When working on commissions for clients the process is often very collaborative, ‘you get a lot of people coming together for a fixed amount of time, and it’s really expensive, so you need to plan’, he explains, ‘but sometimes you can kind of improvise’. For his own personal projects though, Dan Tobin Smith stays true to his ‘no people’ thing. ‘You’re more in control of the outcome’, he says. This way of working harks back to the time when he first became immersed in photography. ‘Being in the studio reminds me of being in the dark room’. As a teenager when he would visit his Dad, a teacher of photography, he would disappear into the darkroom for days and nights on end in order to see the whole printing process emerge along with the morning light. ‘There’s a special feeling that you’re just creating something, it’s sort of meditative’, he tells us dreamily. And that applies as much to working in the studio as it does to those early, eye-opening days in the dark room. ‘When you’re in the studio on your own it’s got its own real magic to it’.

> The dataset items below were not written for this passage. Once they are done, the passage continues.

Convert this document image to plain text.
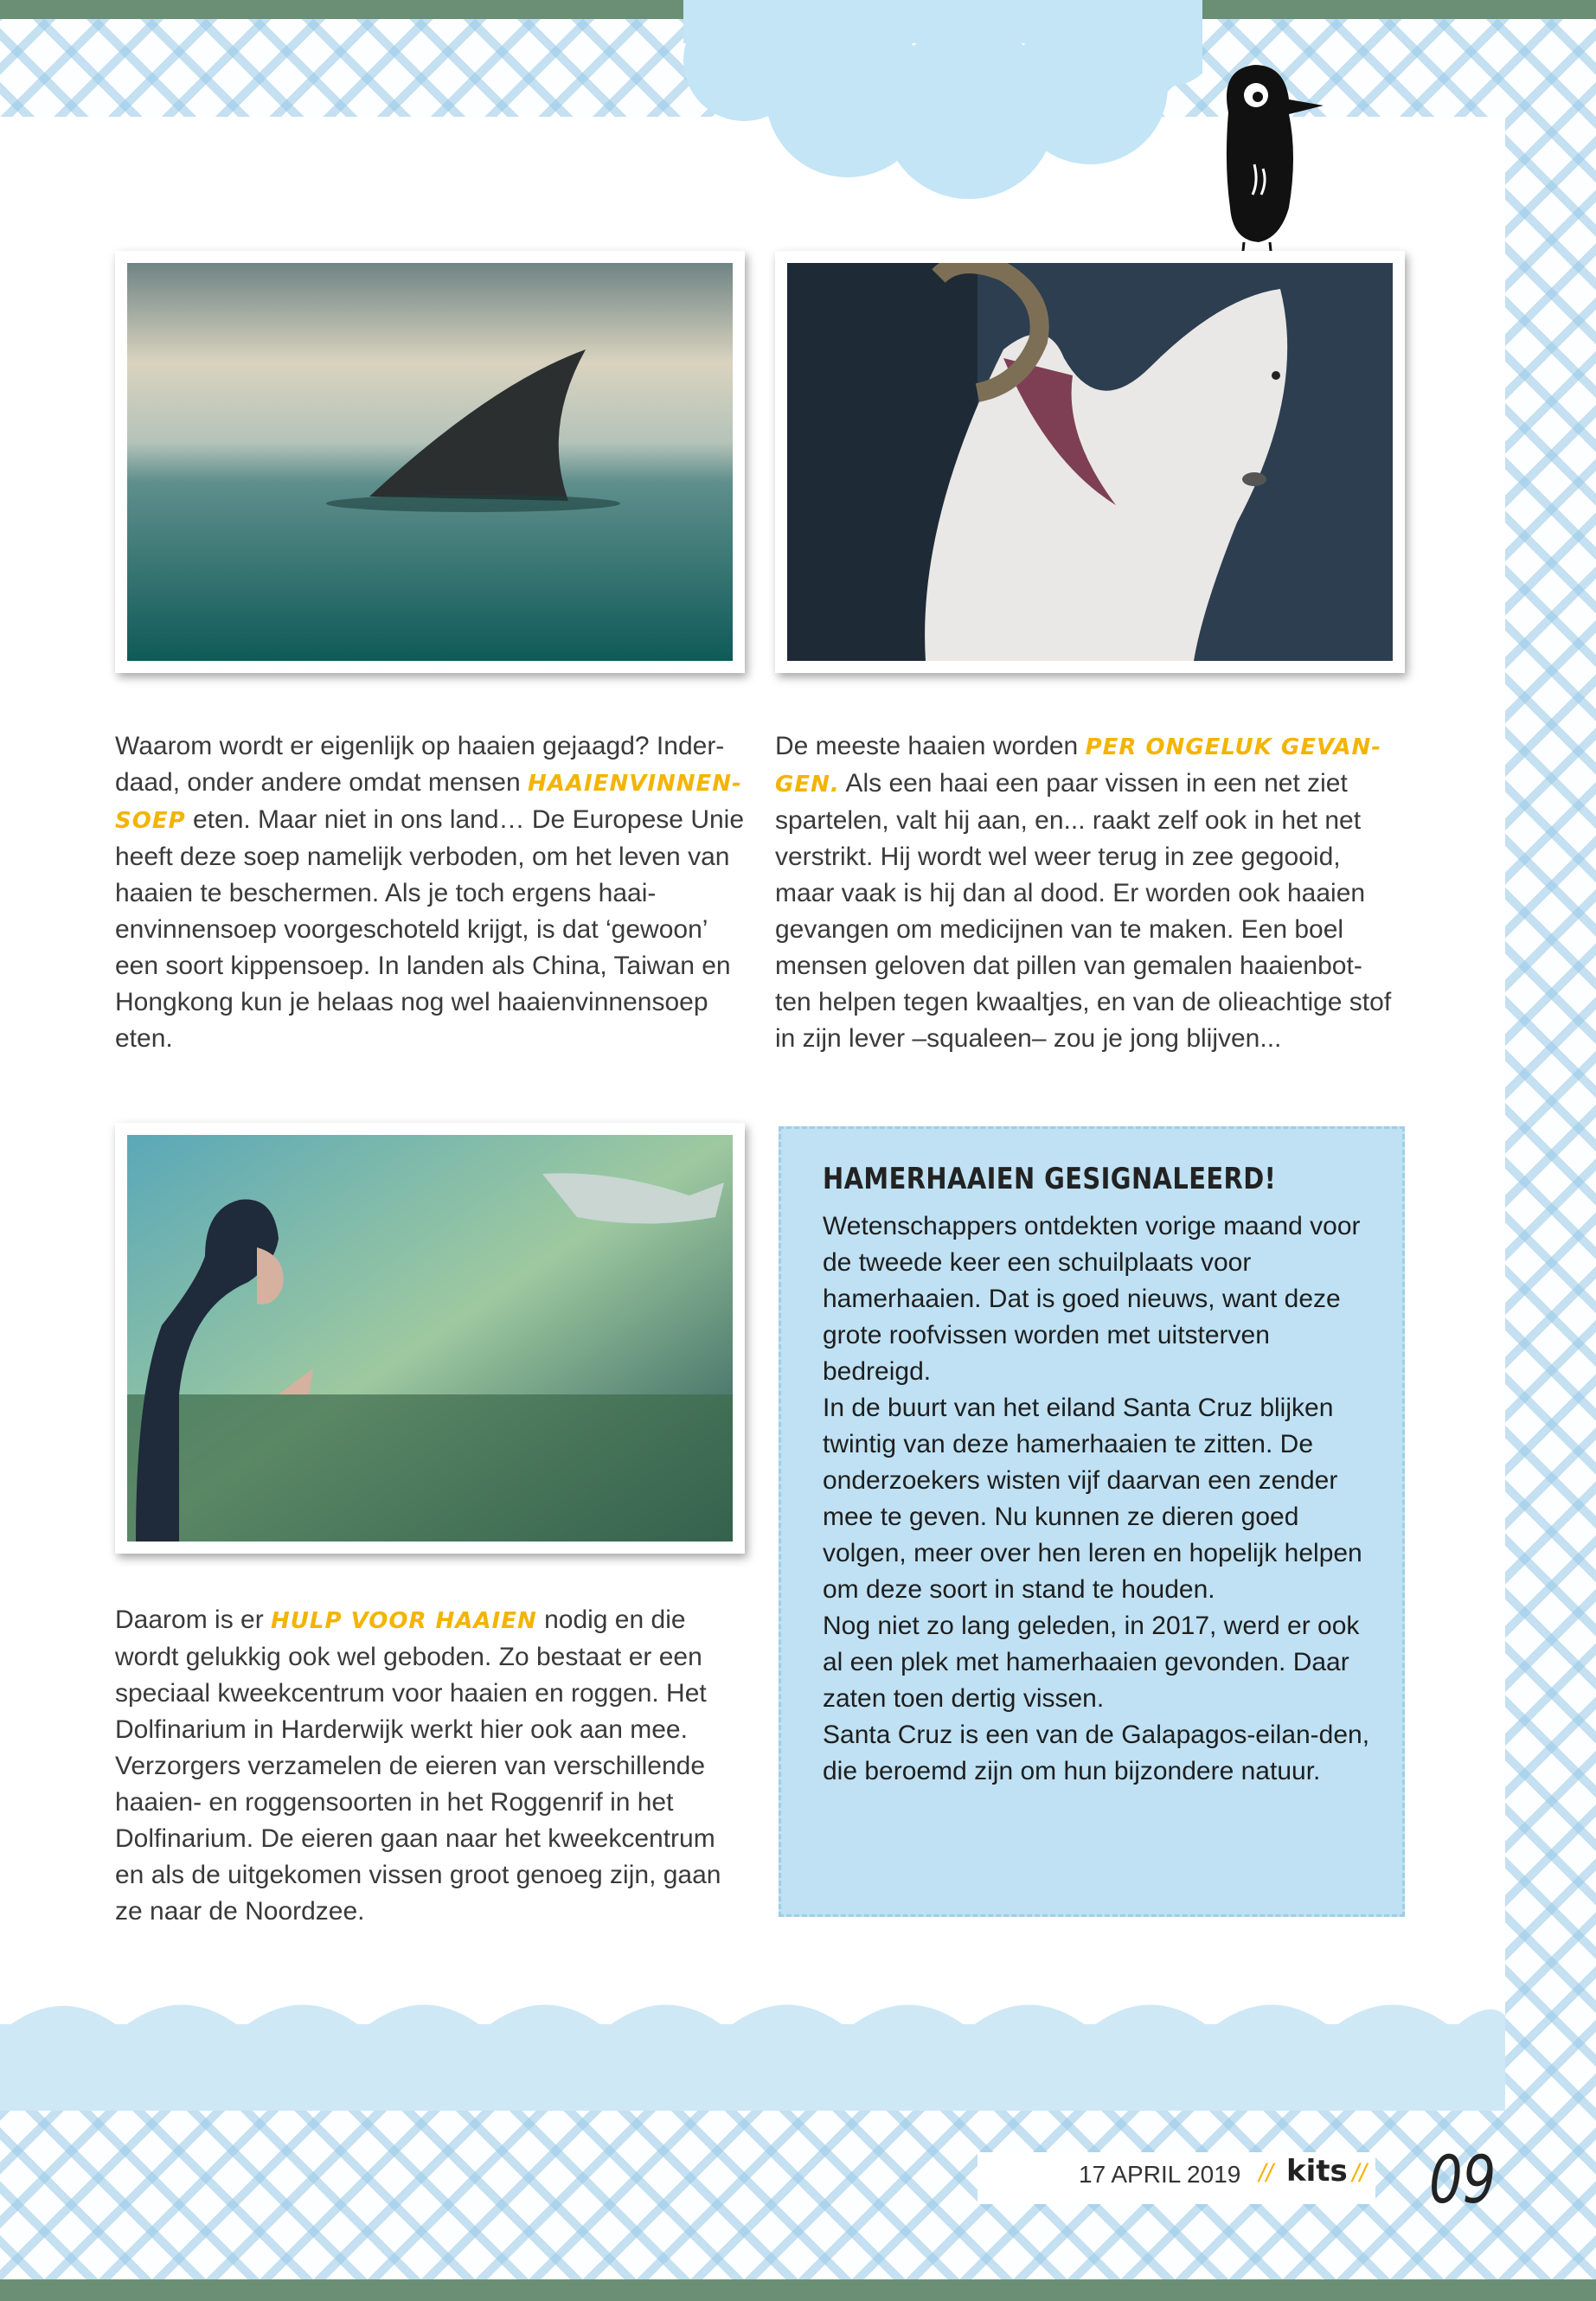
Waarom wordt er eigenlijk op haaien gejaagd? Inder-daad, onder andere omdat mensen HAAIENVINNEN-SOEP eten. Maar niet in ons land… De Europese Unie heeft deze soep namelijk verboden, om het leven van haaien te beschermen. Als je toch ergens haai-envinnensoep voorgeschoteld krijgt, is dat ‘gewoon’ een soort kippensoep. In landen als China, Taiwan en Hongkong kun je helaas nog wel haaienvinnensoep eten.

De meeste haaien worden PER ONGELUK GEVAN-GEN. Als een haai een paar vissen in een net ziet spartelen, valt hij aan, en... raakt zelf ook in het net verstrikt. Hij wordt wel weer terug in zee gegooid, maar vaak is hij dan al dood. Er worden ook haaien gevangen om medicijnen van te maken. Een boel mensen geloven dat pillen van gemalen haaienbot-ten helpen tegen kwaaltjes, en van de olieachtige stof in zijn lever –squaleen– zou je jong blijven...

Daarom is er HULP VOOR HAAIEN nodig en die wordt gelukkig ook wel geboden. Zo bestaat er een speciaal kweekcentrum voor haaien en roggen. Het Dolfinarium in Harderwijk werkt hier ook aan mee. Verzorgers verzamelen de eieren van verschillende haaien- en roggensoorten in het Roggenrif in het Dolfinarium. De eieren gaan naar het kweekcentrum en als de uitgekomen vissen groot genoeg zijn, gaan ze naar de Noordzee.

HAMERHAAIEN GESIGNALEERD!
Wetenschappers ontdekten vorige maand voor de tweede keer een schuilplaats voor hamerhaaien. Dat is goed nieuws, want deze grote roofvissen worden met uitsterven bedreigd.
In de buurt van het eiland Santa Cruz blijken twintig van deze hamerhaaien te zitten. De onderzoekers wisten vijf daarvan een zender mee te geven. Nu kunnen ze dieren goed volgen, meer over hen leren en hopelijk helpen om deze soort in stand te houden.
Nog niet zo lang geleden, in 2017, werd er ook al een plek met hamerhaaien gevonden. Daar zaten toen dertig vissen.
Santa Cruz is een van de Galapagos-eilan-den, die beroemd zijn om hun bijzondere natuur.
17 APRIL 2019 // kits // 09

It makes sense that an absorbingly hypnotic soundtrack would accompany this zen-like studio experience, with double-necked electric violin player L Shankar and the creatively choral Sacred Harp among favourites on Tobin Smith’s work playlist. Not that he can be pinned down to defining his taste with any particular style. ‘Music’s just this huge world for me, and there’s almost too much out there that’s kind of weird and good’.
Given the super-focussed way in which Dan Tobin Smith enjoys working, it’s no surprise to learn that his number one activity away from the camera, apart from spending time with his one-year-old son, is target shooting, a practise involving shooting targets from various distances with an air pistol. ‘It’s a bit like photography in that it’s quite meditative, and a lot of it is to do with sight picture’. He continues, ‘it’s a very subtle thing that’s about aligning things in the right way, and it’s totally psychological, you have to get your head completely into that space’. Much like the mind space he strives to achieve alone in the studio, and in the calm of the darkroom before that, ‘it’s this amazing skill to be able to shut your mind off and just focus on one thing’. He admits that it’s a hobby that has itself something of ‘a weird reputation, especially in England’, but for him, ‘it’s a pure sport. It’s the most meditative sport out there’.

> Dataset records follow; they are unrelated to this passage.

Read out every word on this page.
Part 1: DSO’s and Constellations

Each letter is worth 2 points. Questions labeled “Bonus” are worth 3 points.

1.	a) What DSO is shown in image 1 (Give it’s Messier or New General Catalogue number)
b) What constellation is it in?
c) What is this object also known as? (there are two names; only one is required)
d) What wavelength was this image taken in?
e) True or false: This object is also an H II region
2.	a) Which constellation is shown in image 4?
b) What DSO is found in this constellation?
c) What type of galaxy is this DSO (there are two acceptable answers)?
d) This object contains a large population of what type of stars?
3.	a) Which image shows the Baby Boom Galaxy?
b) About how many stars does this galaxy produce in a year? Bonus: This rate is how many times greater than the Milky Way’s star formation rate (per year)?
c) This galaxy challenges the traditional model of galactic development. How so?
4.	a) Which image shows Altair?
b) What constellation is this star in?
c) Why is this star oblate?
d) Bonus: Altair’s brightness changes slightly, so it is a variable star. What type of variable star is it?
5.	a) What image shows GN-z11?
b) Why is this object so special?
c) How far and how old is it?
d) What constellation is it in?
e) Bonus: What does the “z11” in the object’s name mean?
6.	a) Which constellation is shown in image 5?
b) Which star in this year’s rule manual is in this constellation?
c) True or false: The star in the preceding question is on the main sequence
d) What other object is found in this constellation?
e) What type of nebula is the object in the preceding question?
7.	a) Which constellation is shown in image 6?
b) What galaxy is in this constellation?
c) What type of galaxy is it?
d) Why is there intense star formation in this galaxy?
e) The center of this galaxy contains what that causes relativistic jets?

As part of the Chelsea Fringe, from Saturday 17th May Tobin Smith will be showing a serious of work’s at Hackney’s trendiest brunch and wine spot, L’Entrepôt, that were created with an equal level of precision as would be needed for shooting a small and far-off target. ‘I’d seen a lot of people doing things with those old Masters paintings of flowers that are so well known, so I wanted to do something unusual’, he says of the set of floral photography he’s created for the exhibition. ‘I’d been taking pictures of this really angular steel with a flat sheen, which is totally different to flowers, and then I started looking at these paintings, that I knew really well, and sort of deconstructing the shapes I found in them’. He continues, ‘I just made loads of drawings on top of these paintings, sort of simple geometric shapes, and I just did it over and over again until I got the shapes I wanted’. Said shapes became a metal framing for the flowers that were subsequently photographed to make up the images displayed.
The idea behind this was to deconstruct these natural shapes into something resembling readable data, ‘almost like those computers that use algorithms to recognise car number plates’. In doing this Tobin Smith was exploring the idea that everything, even in nature, can be manipulated and constructed. ‘I mean those paintings are not natural things at all’, he suggests. ‘They could be painted over a year, and they’re painting from drawings’. Like the flowers in the paintings which are specifically bred and mass produced, ‘most of what we eat is strictly bred. It might be organic but it’s still been bred by humans over the centuries’. By way of explanation, he tells us, ‘In the wild a banana is tiny and full of seeds, but I read that people have been breeding them for something like 7000 years. It’s amazing that we can invent something like that’.
Not unaware of the irony of the fact that a series on this theme is being shown in an eatery which prides itself on using small-scale natural produce, Tobin Smith laughs. ‘I hope they don’t think we’re taking the piss!’.
Still Life with Flowers by Dan Tobin Smith is at The Storeroom at L’Entrepôt, May 17 to June 17 2014. Free entry.